Why do my relationships keep failing?
Dear Dr Nekia,
It looks like all of my relationships end the same way. I don’t know if it is something that I am doing wrong or if I keep getting involved with the wrong kind of men. I understand that relationships sometimes do not work out, but my last three have all ended with my man losing interest in me. Everything starts off great, but they eventually make excuses for why they do not want to spend as much time with me. Then they do not want to have sex as much and finally, they end up becoming so distant that we just break up. I am really afraid to get into another relationship because I do not want to keep going through this. Is there anything that I can do to stop this from happening again?
Relationships Keep Failing
Dear Relationships Keep Failing,
Oftentimes we are told that the reason for our relationship failures is not due to us but due to the other person. Friends and family try to assure us that there is nothing wrong with us; it is the other people who cannot appreciate us for the great catch that we are. Sometimes, this is true. But most times, if we are honest with ourselves, our relationship patterns are due to our own shortcomings.
Whether healthy or not, most, if not all of us, have developed thoughts, beliefs, and patterns of behaviour that determine how we view relationships and which types of partners we choose. These patterns are what shape our perceptions and motivate our actions when it comes to forming intimate social bonds. When these patterns are negative or unhealthy, they can be very difficult to change. We tend to hold tight to them whether they are working in our favour or not.
Take a look at the kind of guys you have been attracting. Do they have similarities? If so, list them so that you can get a clear picture of possibly negative characteristics. Once these characteristics are identified, you can avoid getting involved with men who have them. Next, take a look at yourself. Because you mentioned the gradual way in which your last three partners created distance from you, it may be that you are doing or saying some things that push men away or cause them to lose interest. What is it that you have to offer a man? Where is it that you could possibly be going wrong? Do you change after a period of time? Do you stop doing or offering the same things that you did in the beginning of the relationship? Did your appetite for, or attitude towards sex, change?
Failed relationships are never 100 per cent one person’s fault — even if your fault is that you ignore signs that tell you not to choose a certain partner. If it is that you are choosing unsuitable partners, you will want to find out why. By questioning and identifying behaviours that are key to how your relationships begin and develop, you will be able to work towards being able to attract a suitable man and also being able to keep his attention and interest.
Dear Dr Nekia,
An interesting topic has come up in my relationship. It surrounds oral sex. Both my wife and I enjoy receiving and giving however we do have our own ideas of when, where and who should give it first. The ‘when’ and ‘where’ is easily resolved, but we still disagree on the ‘who’. I know it might sound silly, but a man just does not want to be the one to be first all the time. Sometimes we want to lay back and enjoy it; it helps to get us in the mood.

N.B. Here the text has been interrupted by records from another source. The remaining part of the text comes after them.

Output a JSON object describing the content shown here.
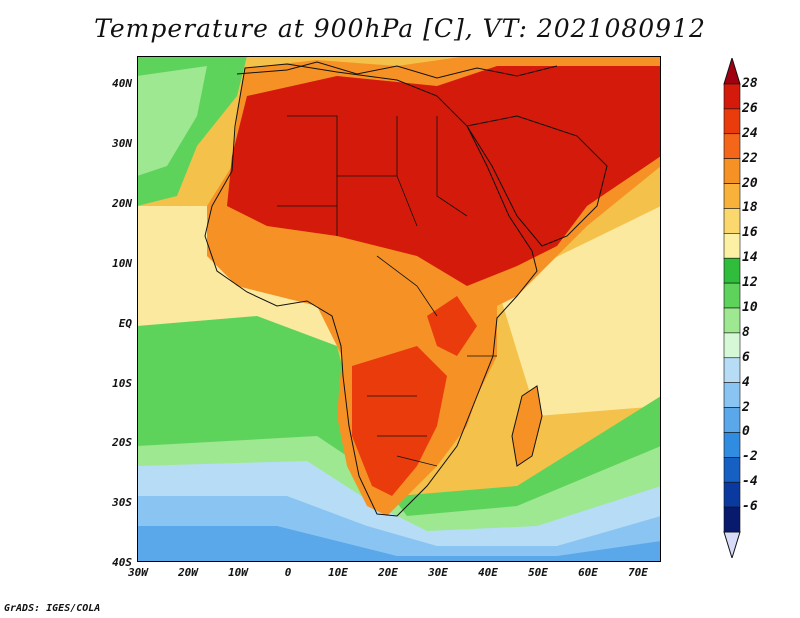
{
  "title": "Temperature at 900hPa [C], VT: 2021080912",
  "variable": "Temperature at 900hPa",
  "units": "C",
  "valid_time": "2021080912",
  "footer": "GrADS: IGES/COLA",
  "lat_labels": [
    "40N",
    "30N",
    "20N",
    "10N",
    "EQ",
    "10S",
    "20S",
    "30S",
    "40S"
  ],
  "lon_labels": [
    "30W",
    "20W",
    "10W",
    "0",
    "10E",
    "20E",
    "30E",
    "40E",
    "50E",
    "60E",
    "70E"
  ],
  "colorbar": {
    "labels": [
      "28",
      "26",
      "24",
      "22",
      "20",
      "18",
      "16",
      "14",
      "12",
      "10",
      "8",
      "6",
      "4",
      "2",
      "0",
      "-2",
      "-4",
      "-6"
    ],
    "colors": [
      "#a0000f",
      "#d41a0a",
      "#ea3b0c",
      "#f4661a",
      "#f69225",
      "#f8b23c",
      "#fad86e",
      "#fbf0a4",
      "#2fbd3b",
      "#5ed35c",
      "#9ee891",
      "#d6f8d6",
      "#b6dcf6",
      "#8ac4f2",
      "#5aa8ea",
      "#2f8ce0",
      "#1660c4",
      "#0a3aa0",
      "#081a6e",
      "#d8dcf8"
    ]
  },
  "colors": {
    "ocean_warm": "#f4c24a",
    "ocean_mild": "#fbe9a0",
    "ocean_green": "#5ed35c",
    "ocean_cool": "#9ee891",
    "ocean_cold": "#b6dcf6",
    "ocean_colder": "#8ac4f2",
    "ocean_coldest": "#5aa8ea",
    "land_hot": "#d41a0a",
    "land_warm": "#f4661a",
    "land_mild": "#f69225"
  }
}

On the other hand, my wife feels that a man should go first because it takes more effort and longer for a woman to get in the mood.
I understand that point, but if I think about that all of the time, giving my wife oral pleasure becomes a chore. My question is, does it really matter who goes first?
Who Goes First
Dear Who Goes First,
It doesn’t matter who touches first, who kisses first, or who performs oral sex first. What matters is that you and your partner are sexually compatible and that each is comfortable with the other’s sexual personality. Some people are more sexually aggressive, so they will tend to initiate and dominate whereas more reserved people will likely welcome sex, but not initiate or take the lead. Both are OK. Problems come about when one partner expects the other to act outside of their sexual personality, and when one or more partners switch their sexual personalities.
An example would be when someone who is usually the one to initiate sex begins to complain about having to be the one to always initiate.
Here, they’re expecting their partner to develop a more aggressive sexual personality to relieve themselves of their usual role. This can cause awkwardness and resentment in the bedroom, because their partner may not be comfortable with this expectation of change.
Another example would be when someone is no longer as interested in sex as they once were. Nevertheless, in marriage, both partners should feel comfortable enough to give and receive pleasure in multiple ways. You should know one another well enough to know if, when, where and by whom sex should be initiated.
Healthy couples are at least somewhat flexible in their sexual roles because they have opened up to one another enough to trust, explore and enjoy their sexual union.
Sexual flexibility and adaptability can alleviate much of the associated sexual boredom that comes along with long-term unions.
Therefore, oral sex may sometimes first be performed by the man, and other times by the woman.
It is true that many women take longer to become mentally and physically ready for sex, however it is also true that many women can shorten this time by performing oral sex on their partners. This is because all of her senses become involved during the act while stimulation of her mouth often translates to there being a stimulation of her genitals as well.
Not to say that all women enjoy or should practise fellatio, but rather that there are reasons for and against why one partner should always give oral pleasure first.
If the woman wants to set the sexual tone however, then she will want to be the dominant kisser, caresser, and pleasure provider during the initial stages of foreplay.